La democracia se vacía de contenido irremediablemente. Son muchos los pensadores que vaticinan el fin de la democracia como modo preeminente de gestionar la sociedad. Un breve paréntesis de apenas trescientos años que quizá tenga los días contados. Quienes así opinan consideran que esta inteligente manera de organizar la vida en común no ha sido capaz de adaptar sus principios y fundamentos a los profundos cambios que se están produciendo en este tiempo. La ciudadanía tiene la percepción de que los auténticos centros de poder están en ignotos lugares inaccesibles. El concepto de “soberanía popular” sobre el que se construye la democracia está cada vez más desfigurado. Son ya demasiados los síntomas que avalan esta tesis. El debate de ideas que debe articular los procesos democráticos ha desaparecido. Son muy pocas las personas que emiten su voto de manera reflexiva. En su lugar se ha terminado implantado un sucedáneo inspirado por las claves de una competición meramente gestual. Vivimos bajo el imperio de las emociones y los instintos. Una especie de involución moderna que amenaza con pulverizar todos los avances de la ilustración. Eso sí, desde un confort tecnológico impensable. Cuando se dice (con razón) que la política ha dejado de interesar, y a ella ya sólo se dedican los mediocres o buscavidas, lo que en realidad se está diciendo es que la democracia está herida de muerte.
No resulta sencillo encontrar las causas de tamaño despropósito colectivo. Entre otros motivos porque el ocaso de la democracia es un fenómeno de enorme complejidad, de desarrollo muy heterogéneo e influido por infinidad de factores que interactúan en múltiples direcciones. Pero lo que sí parece indiscutible es que cada vez es más patente.
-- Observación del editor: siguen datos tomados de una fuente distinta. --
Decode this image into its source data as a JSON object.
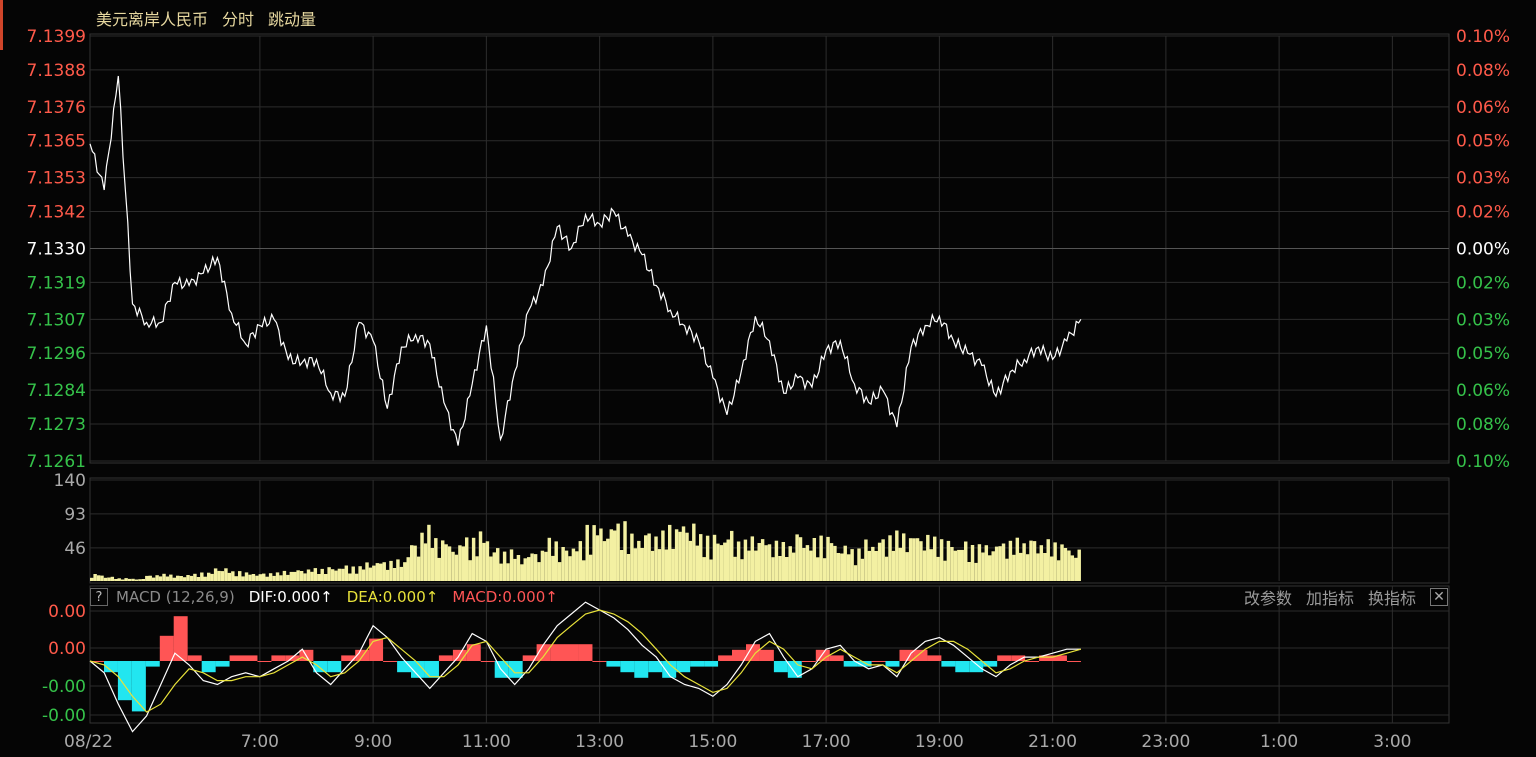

La campaña electoral que estamos viviendo en Ceuta es un claro ejemplo. Ceuta se encuentra en una encrucijada. A nuestros añejos problemas estructurales con los que ya convivimos resignadamente, se ha añadido el importante cambio cualitativo de la política de Marruecos respecto a nuestra Ciudad. Estamos ante un nuevo escenario, muy inquietante, que nos obliga a todos a reordenar las bases de nuestro proyecto de Ciudad. Ceuta no puede seguir fosilizada en lo económico, tratada como una reliquia en el ámbito político-institucional, socialmente desvertebrada y psicológicamente colapsada. Ante esta tesitura cabria esperar que una campaña electoral que va a terminar por decidir quién asume la responsabilidad de afrontar un reto de esta magnitud, fuera un intenso, profuso y apasionado debate sobre todas las cuestiones trascendentales que se están dilucidando . Ni por asomo.
La más plúmbea mediocridad se ha apoderado de nuestra vida política. Una histriónica orgía de irracionalidad. Los discursos y argumentos vertidos en esta campaña son de tal inanidad, de tan ínfima consistencia, que sólo pueden inspirar un bochorno infinito. Entre lugares comunes mal empleados, desafortunadas ocurrencias escasamente originales y ridículos improperios diseñados para la ocasión, el tiempo transcurre anodinamente, mientras el electorado, ajeno por completo a este “juego de políticos”, ya ha pensado a quién votará por motivos que, evidentemente, nada tienen que ver sobre la forma de acometer el futuro incierto que nos aguarda.
Queda una duda por resolver. ¿Se han contagiado los partidos políticos de una ciudadanía fatalmente omisa y descreída; o han sido los partidos políticos los que, renunciando a su función pedagógica, han provocado este estado de catatonia en el que se encuentra inmersa la sociedad ceutí? En cualquier caso, la realidad es penosamente decepcionante.